That Bag Of Chips Ended Up Being Costlier Than Ever

, , , , , | Friendly | September 4, 2019

I am working as a shift leader at a movie theatre. Concession closes about ten minutes after the last shows start and the crew leaves once the tills are counted and everything has been cleaned and refilled for the next morning, leaving only two people to spend the time doodling around and checking theatres as the films drop out.

This evening has been slow but fun, as I got to work with two of my favorite coworkers, friends I also hang with off of work. Being a shift leader gives me power over them at work and more responsibility but it has never really affected our friendship until now. [Coworker #1] and I are the ones staying tonight, so [Coworker #2] comes up to us after she has changed out of her uniform for some small talk before leaving. As she’s beginning to walk away, she tells us that she will take a bag of chips with her but pay the next time she works. I sense alarm bells ringing and tell her I am not okay with that. 

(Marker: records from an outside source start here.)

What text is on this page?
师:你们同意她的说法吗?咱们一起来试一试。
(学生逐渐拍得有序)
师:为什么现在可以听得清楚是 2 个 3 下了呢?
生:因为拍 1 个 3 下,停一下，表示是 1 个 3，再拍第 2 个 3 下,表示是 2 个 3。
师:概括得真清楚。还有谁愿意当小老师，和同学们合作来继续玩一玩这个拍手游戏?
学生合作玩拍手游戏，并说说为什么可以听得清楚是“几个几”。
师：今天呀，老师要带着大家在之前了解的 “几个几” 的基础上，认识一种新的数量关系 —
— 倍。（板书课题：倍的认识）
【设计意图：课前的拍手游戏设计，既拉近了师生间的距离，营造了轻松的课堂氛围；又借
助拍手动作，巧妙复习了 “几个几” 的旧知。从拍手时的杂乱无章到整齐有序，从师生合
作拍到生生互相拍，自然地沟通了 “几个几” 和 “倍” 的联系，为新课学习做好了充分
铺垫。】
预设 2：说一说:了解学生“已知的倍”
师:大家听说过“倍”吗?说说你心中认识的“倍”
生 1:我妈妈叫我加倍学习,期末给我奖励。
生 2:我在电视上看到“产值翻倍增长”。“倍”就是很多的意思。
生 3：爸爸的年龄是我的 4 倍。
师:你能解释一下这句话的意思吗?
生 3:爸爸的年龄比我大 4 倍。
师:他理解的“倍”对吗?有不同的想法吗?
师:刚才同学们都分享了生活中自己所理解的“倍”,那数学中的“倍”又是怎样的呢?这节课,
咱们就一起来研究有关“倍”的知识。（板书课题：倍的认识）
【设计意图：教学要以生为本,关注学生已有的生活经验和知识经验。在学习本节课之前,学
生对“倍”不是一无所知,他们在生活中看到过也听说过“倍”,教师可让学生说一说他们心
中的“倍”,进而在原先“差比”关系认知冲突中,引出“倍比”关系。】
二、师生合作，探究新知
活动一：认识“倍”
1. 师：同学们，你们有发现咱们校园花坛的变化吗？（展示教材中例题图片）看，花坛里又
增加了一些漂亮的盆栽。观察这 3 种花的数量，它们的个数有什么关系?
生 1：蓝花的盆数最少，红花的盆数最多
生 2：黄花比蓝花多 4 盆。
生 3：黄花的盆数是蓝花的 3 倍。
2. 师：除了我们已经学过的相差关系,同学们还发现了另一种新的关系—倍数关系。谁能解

The chain we work for is very generous with staff discounts and lenient with us. They trust us, and I am of the opinion that such trust should be respected and not taken advantage of; I do not want to see that trust disappear. [Coworker #2] taking a bag of chips might not seem like a huge deal, but it puts a lot of responsibility on me and [Coworker #1] to make sure she actually pays for it later, which she could claim to have done on a day when [Coworker #1] and I don’t work, and she could easily forget it, as well. I trust my friend, but I am not comfortable with this and I tell her that if she’s craving chips so badly, there is a gas station ten minutes away by bike that’s open 24/7.

[Coworker #2] throws a huge fit, but I stand my ground, and it is with sadness that I watch her flounce off. 

The next day, she sends me a text apologising, telling me I was right and she was wrong. She has talked with another friend who works in retail who had agreed with me. The apology is accepted, but clearly, something broke between us that evening. We used to hang at work and off of work several times a week. Afterward, we only hang at work. We still chat like before, but our times together off of work dwindle to maybe once every two months, often when [Coworker #1] is with us. Later that year, I am not even invited to her birthday party, and while she says the party was a surprise for her and others were organising it, they still know that I was one of her closest friends and I should have been on the list by default. Some might claim I was too harsh — it’s just a bag of chips after all — but even though I miss the friendship we used to have, my conscience is clear.